We all live in a world built on perceptions and assumptions. It’s human nature. You assume most people are more or less safe drivers, most teachers are good with kids and most text messages you get are from the people your phone says they are. What else are you supposed to do? For the most part, this is all correct and fine. But a new study shows just how off many of our perceptions about our fellow Americans actually are.
YouGov has released an interesting study that asked Americans to take a guess at the size of various minority and majority subgroups of other Americans, such as hypothesizing what percentage of other Americans are Black, or Muslim or gun owners. The results reveal how many of us are living in a bubble put together by media narratives and bad faith politicians.

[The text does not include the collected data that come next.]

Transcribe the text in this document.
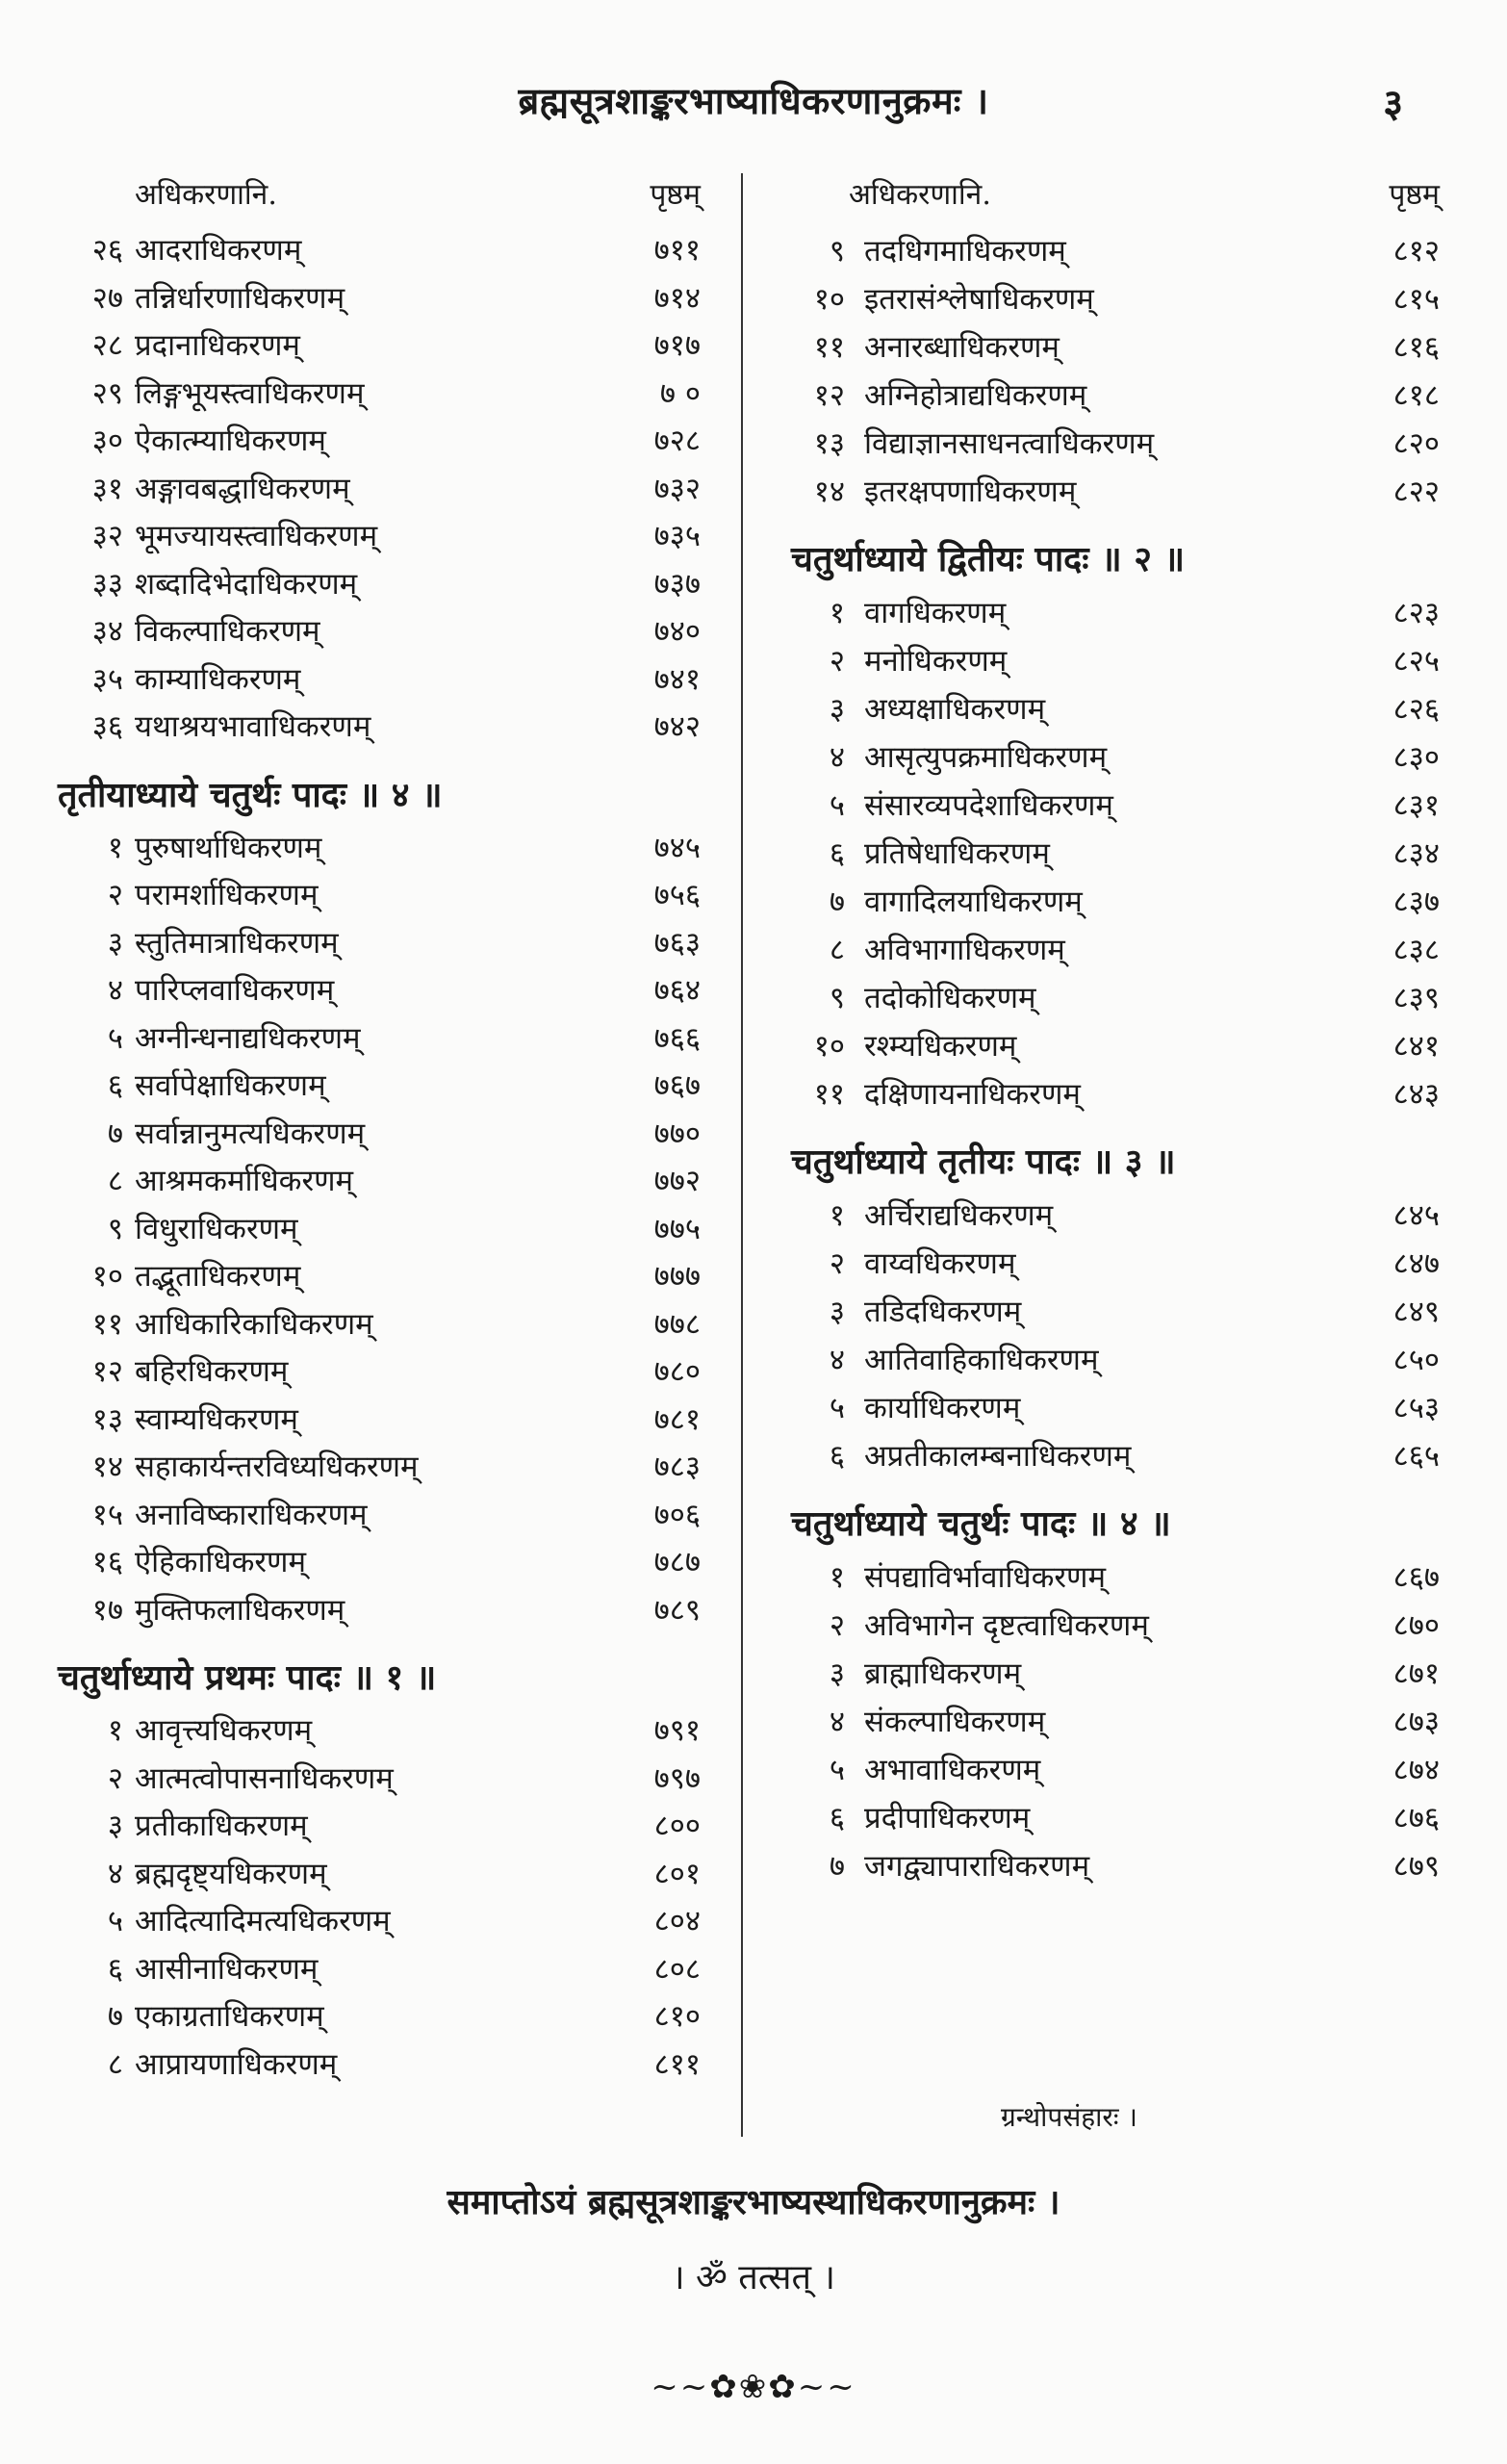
ब्रह्मसूत्रशाङ्करभाष्याधिकरणानुक्रमः ।	३
अधिकरणानि.	पृष्ठम्
२६ आदराधिकरणम्	७११
२७ तन्निर्धारणाधिकरणम्	७१४
२८ प्रदानाधिकरणम्	७१७
२९ लिङ्गभूयस्त्वाधिकरणम्	७ ०
३० ऐकात्म्याधिकरणम्	७२८
३१ अङ्गावबद्धाधिकरणम्	७३२
३२ भूमज्यायस्त्वाधिकरणम्	७३५
३३ शब्दादिभेदाधिकरणम्	७३७
३४ विकल्पाधिकरणम्	७४०
३५ काम्याधिकरणम्	७४१
३६ यथाश्रयभावाधिकरणम्	७४२
तृतीयाध्याये चतुर्थः पादः ॥ ४ ॥
१ पुरुषार्थाधिकरणम्	७४५
२ परामर्शाधिकरणम्	७५६
३ स्तुतिमात्राधिकरणम्	७६३
४ पारिप्लवाधिकरणम्	७६४
५ अग्नीन्धनाद्यधिकरणम्	७६६
६ सर्वापेक्षाधिकरणम्	७६७
७ सर्वान्नानुमत्यधिकरणम्	७७०
८ आश्रमकर्माधिकरणम्	७७२
९ विधुराधिकरणम्	७७५
१० तद्भूताधिकरणम्	७७७
११ आधिकारिकाधिकरणम्	७७८
१२ बहिरधिकरणम्	७८०
१३ स्वाम्यधिकरणम्	७८१
१४ सहाकार्यन्तरविध्यधिकरणम्	७८३
१५ अनाविष्काराधिकरणम्	७०६
१६ ऐहिकाधिकरणम्	७८७
१७ मुक्तिफलाधिकरणम्	७८९
चतुर्थाध्याये प्रथमः पादः ॥ १ ॥
१ आवृत्त्यधिकरणम्	७९१
२ आत्मत्वोपासनाधिकरणम्	७९७
३ प्रतीकाधिकरणम्	८००
४ ब्रह्मदृष्ट्यधिकरणम्	८०१
५ आदित्यादिमत्यधिकरणम्	८०४
६ आसीनाधिकरणम्	८०८
७ एकाग्रताधिकरणम्	८१०
८ आप्रायणाधिकरणम्	८११
अधिकरणानि.	पृष्ठम्
९ तदधिगमाधिकरणम्	८१२
१० इतरासंश्लेषाधिकरणम्	८१५
११ अनारब्धाधिकरणम्	८१६
१२ अग्निहोत्राद्यधिकरणम्	८१८
१३ विद्याज्ञानसाधनत्वाधिकरणम्	८२०
१४ इतरक्षपणाधिकरणम्	८२२
चतुर्थाध्याये द्वितीयः पादः ॥ २ ॥
१ वागधिकरणम्	८२३
२ मनोधिकरणम्	८२५
३ अध्यक्षाधिकरणम्	८२६
४ आसृत्युपक्रमाधिकरणम्	८३०
५ संसारव्यपदेशाधिकरणम्	८३१
६ प्रतिषेधाधिकरणम्	८३४
७ वागादिलयाधिकरणम्	८३७
८ अविभागाधिकरणम्	८३८
९ तदोकोधिकरणम्	८३९
१० रश्म्यधिकरणम्	८४१
११ दक्षिणायनाधिकरणम्	८४३
चतुर्थाध्याये तृतीयः पादः ॥ ३ ॥
१ अर्चिराद्यधिकरणम्	८४५
२ वाय्वधिकरणम्	८४७
३ तडिदधिकरणम्	८४९
४ आतिवाहिकाधिकरणम्	८५०
५ कार्याधिकरणम्	८५३
६ अप्रतीकालम्बनाधिकरणम्	८६५
चतुर्थाध्याये चतुर्थः पादः ॥ ४ ॥
१ संपद्याविर्भावाधिकरणम्	८६७
२ अविभागेन दृष्टत्वाधिकरणम्	८७०
३ ब्राह्माधिकरणम्	८७१
४ संकल्पाधिकरणम्	८७३
५ अभावाधिकरणम्	८७४
६ प्रदीपाधिकरणम्	८७६
७ जगद्व्यापाराधिकरणम्	८७९
ग्रन्थोपसंहारः ।
समाप्तोऽयं ब्रह्मसूत्रशाङ्करभाष्यस्थाधिकरणानुक्रमः ।
। ॐ तत्सत् ।
~~✿❀✿~~
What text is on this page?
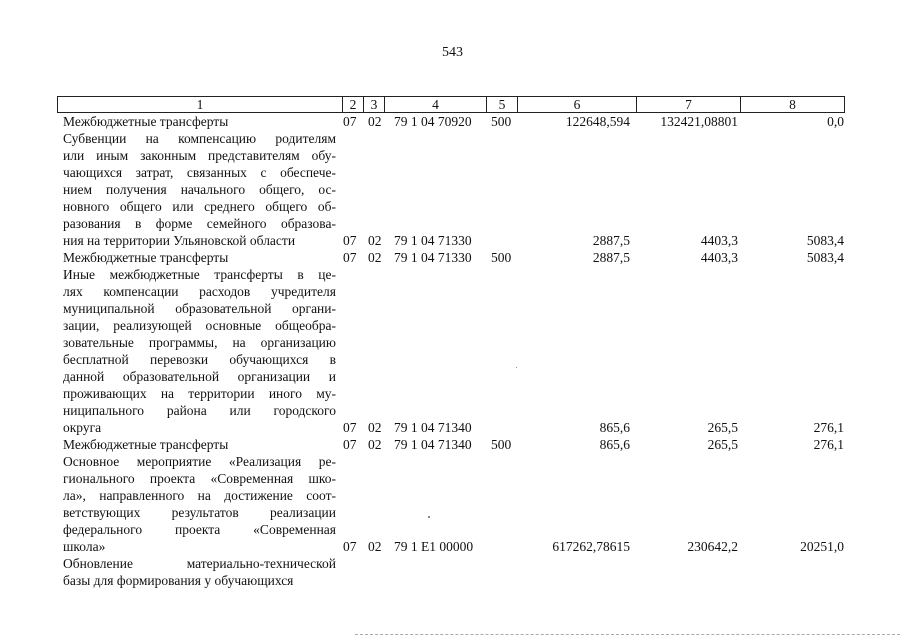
543
1	2	3	4	5	6	7	8
Межбюджетные трансферты	07 02 79 1 04 70920 500	122648,594	132421,08801	0,0
Субвенции на компенсацию родителям
или иным законным представителям обу-
чающихся затрат, связанных с обеспече-
нием получения начального общего, ос-
новного общего или среднего общего об-
разования в форме семейного образова-
ния на территории Ульяновской области	07 02 79 1 04 71330	2887,5	4403,3	5083,4
Межбюджетные трансферты	07 02 79 1 04 71330 500	2887,5	4403,3	5083,4
Иные межбюджетные трансферты в це-
лях компенсации расходов учредителя
муниципальной образовательной органи-
зации, реализующей основные общеобра-
зовательные программы, на организацию
бесплатной перевозки обучающихся в
данной образовательной организации и
проживающих на территории иного му-
ниципального района или городского
округа	07 02 79 1 04 71340	865,6	265,5	276,1
Межбюджетные трансферты	07 02 79 1 04 71340 500	865,6	265,5	276,1
Основное мероприятие «Реализация ре-
гионального проекта «Современная шко-
ла», направленного на достижение соот-
ветствующих результатов реализации
федерального проекта «Современная
школа»	07 02 79 1 E1 00000	617262,78615	230642,2	20251,0
Обновление материально-технической
базы для формирования у обучающихся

For example, the study asked “If you had to guess, what percentage of American adults are gay or lesbian?” The average estimate from all respondents was 30 percent. In reality, only about three percent of Americans identify as gay or lesbian. Similarly, respondents estimated about that about 41 percent of Americans are Black. In reality, Black Americans make up about 12 percent of the population.
In general, the study found that Americans tend to overestimate the size of minority groups, whether they be religious (respondents estimated that 21 percent of Americans are Muslim, when only about one percent are), racial (respondents estimated that 29 percent of Americans are of Asian descent, but only about six percent are) or even financial (respondents guessed that 20 percent of Americans have an income of at least a million dollars, but less than one percent of Americans are actually making that kind of money).
But that’s not all. The study also found that Americans tend to underestimate the size of majority groups. On average, respondents guessed that 58 percent of Americans are Christian, while it’s actually 70 percent. They figured only half of Americans have read a book in the last year, when 77 percent actually have. And respondents guessed only 65 percent of the population has at least a high school degree, when nearly 90 percent do.
Interestingly, respondents tended to be best at guessing middle cases — groups that actually make up around half the population, like the number of Americans that are Republican or Democrat, or married or single.
Experts say the reason we tend to overestimate the size of minority groups has to do with fear of the unknown — the majority hears about a group that isn’t like them, feels threatened and inflates the threat in their minds. Also, many only hear about minority groups through media portrayals or news reports that might exaggerate or fear monger, and the lack of personal exposure causes them to make inaccurate assumptions. For example, for all the media scrutiny over transgendered individuals, they represent just one percent of the total population (respondents to the survey guessed 21 percent).
Does having a better understanding of the actual demographic math make a difference for how we feel about them? Research suggests: not necessarily. But it’s certainly true that having an accurate view of the world instead of one made up in your head is never a bad thing.